Culture is Key

William Omberg
2 min readDec 3, 2020

If a startup scales outside of the proverbial garage, hiring decisions are some of the most important a founding team must make. Paul Graham notes that it is tough to find independently-minded talent in the pipeline, due to its rarity. An equally as tall a task is to keep the same culture in a 50 person team as it was in the beginning with 3 founders and a box of pizza.

This fear is what kept McDonald’s a single store in San Bernardino (before Ray Kroc came along). However, as we learned from Ted Lichtenberger, it is possible to keep a pulse on company culture with expansion. Ted’s advice on this front was simple: hire people who believe in your product and mission. This seems obvious, but it is often lost on founders.

Thinking back to the recruiting processes I went through the past 3 years at UVA, companies seek competence, qualifications, and social fit primarily. After an initial screen for qualifications, the rest can be boiled down into Ted’s simple question of believing in the product.

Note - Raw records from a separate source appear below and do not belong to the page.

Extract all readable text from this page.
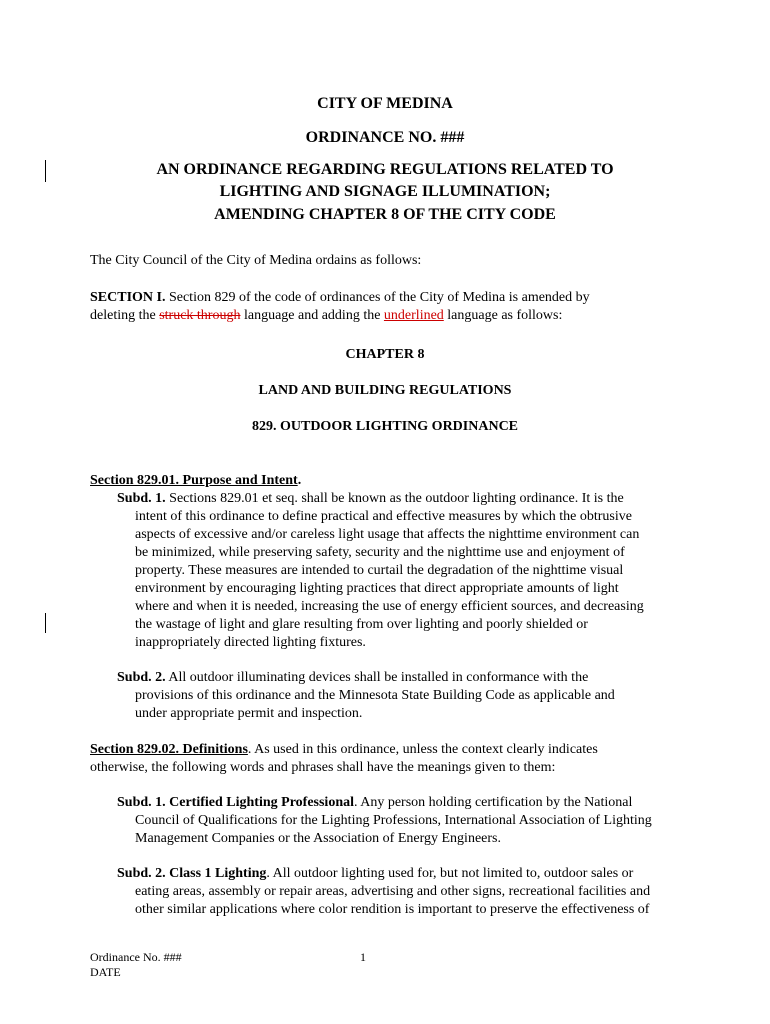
CITY OF MEDINA
ORDINANCE NO. ###
AN ORDINANCE REGARDING REGULATIONS RELATED TO
LIGHTING AND SIGNAGE ILLUMINATION;
AMENDING CHAPTER 8 OF THE CITY CODE
The City Council of the City of Medina ordains as follows:
SECTION I. Section 829 of the code of ordinances of the City of Medina is amended by
deleting the struck through language and adding the underlined language as follows:
CHAPTER 8
LAND AND BUILDING REGULATIONS
829. OUTDOOR LIGHTING ORDINANCE
Section 829.01. Purpose and Intent.
Subd. 1. Sections 829.01 et seq. shall be known as the outdoor lighting ordinance. It is the
intent of this ordinance to define practical and effective measures by which the obtrusive
aspects of excessive and/or careless light usage that affects the nighttime environment can
be minimized, while preserving safety, security and the nighttime use and enjoyment of
property. These measures are intended to curtail the degradation of the nighttime visual
environment by encouraging lighting practices that direct appropriate amounts of light
where and when it is needed, increasing the use of energy efficient sources, and decreasing
the wastage of light and glare resulting from over lighting and poorly shielded or
inappropriately directed lighting fixtures.
Subd. 2. All outdoor illuminating devices shall be installed in conformance with the
provisions of this ordinance and the Minnesota State Building Code as applicable and
under appropriate permit and inspection.
Section 829.02. Definitions. As used in this ordinance, unless the context clearly indicates
otherwise, the following words and phrases shall have the meanings given to them:
Subd. 1. Certified Lighting Professional. Any person holding certification by the National
Council of Qualifications for the Lighting Professions, International Association of Lighting
Management Companies or the Association of Energy Engineers.
Subd. 2. Class 1 Lighting. All outdoor lighting used for, but not limited to, outdoor sales or
eating areas, assembly or repair areas, advertising and other signs, recreational facilities and
other similar applications where color rendition is important to preserve the effectiveness of
Ordinance No. ###
DATE
1
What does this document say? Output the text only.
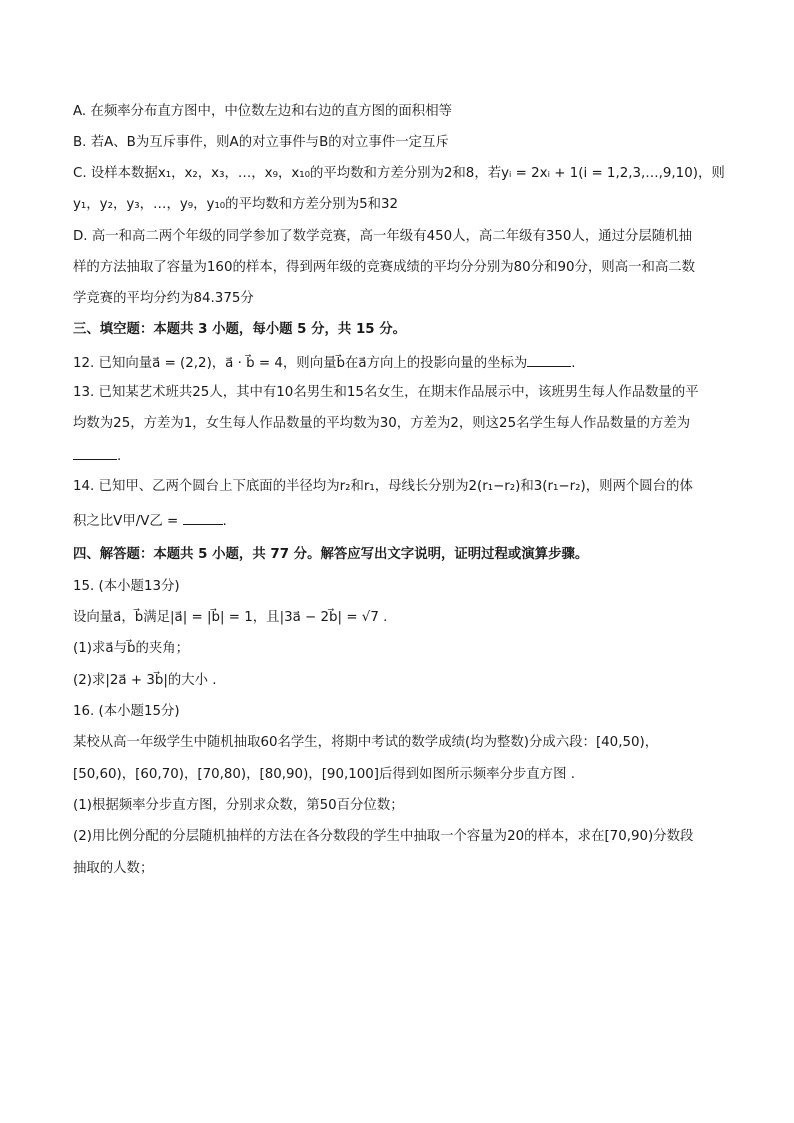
A. 在频率分布直方图中，中位数左边和右边的直方图的面积相等
B. 若A、B为互斥事件，则A的对立事件与B的对立事件一定互斥
C. 设样本数据x₁，x₂，x₃，…，x₉，x₁₀的平均数和方差分别为2和8，若yᵢ = 2xᵢ + 1(i = 1,2,3,…,9,10)，则
y₁，y₂，y₃，…，y₉，y₁₀的平均数和方差分别为5和32
D. 高一和高二两个年级的同学参加了数学竞赛，高一年级有450人，高二年级有350人，通过分层随机抽
样的方法抽取了容量为160的样本，得到两年级的竞赛成绩的平均分分别为80分和90分，则高一和高二数
学竞赛的平均分约为84.375分
三、填空题：本题共 3 小题，每小题 5 分，共 15 分。
12. 已知向量a⃗ = (2,2)，a⃗ · b⃗ = 4，则向量b⃗在a⃗方向上的投影向量的坐标为	.
13. 已知某艺术班共25人，其中有10名男生和15名女生，在期末作品展示中，该班男生每人作品数量的平
均数为25，方差为1，女生每人作品数量的平均数为30，方差为2，则这25名学生每人作品数量的方差为
.
14. 已知甲、乙两个圆台上下底面的半径均为r₂和r₁，母线长分别为2(r₁−r₂)和3(r₁−r₂)，则两个圆台的体
积之比V甲/V乙 =	.
四、解答题：本题共 5 小题，共 77 分。解答应写出文字说明，证明过程或演算步骤。
15. (本小题13分)
设向量a⃗，b⃗满足|a⃗| = |b⃗| = 1，且|3a⃗ − 2b⃗| = √7 .
(1)求a⃗与b⃗的夹角；
(2)求|2a⃗ + 3b⃗|的大小 .
16. (本小题15分)
某校从高一年级学生中随机抽取60名学生，将期中考试的数学成绩(均为整数)分成六段：[40,50)，
[50,60)，[60,70)，[70,80)，[80,90)，[90,100]后得到如图所示频率分步直方图 .
(1)根据频率分步直方图，分别求众数，第50百分位数；
(2)用比例分配的分层随机抽样的方法在各分数段的学生中抽取一个容量为20的样本，求在[70,90)分数段
抽取的人数；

Founders are successful when they are stubbornly perseverant and irrationally obsessed with their product/service. Hiring employees who feel the same way is the most surefire way to maintain company culture.

Especially in the stage between a Seed Round and a Series B, every employee has the potential to shift the company. A founder works tirelessly to get to the point where there is capital to offload work to employees, and it is easy to get lost in signals when making these decisions. Prestigious prior experience and Ivy League degrees might seem like great hires, but if a founder can only ask (non-technical) employees 5–50 a single question, it should be “Why do you love our product as much as I do?”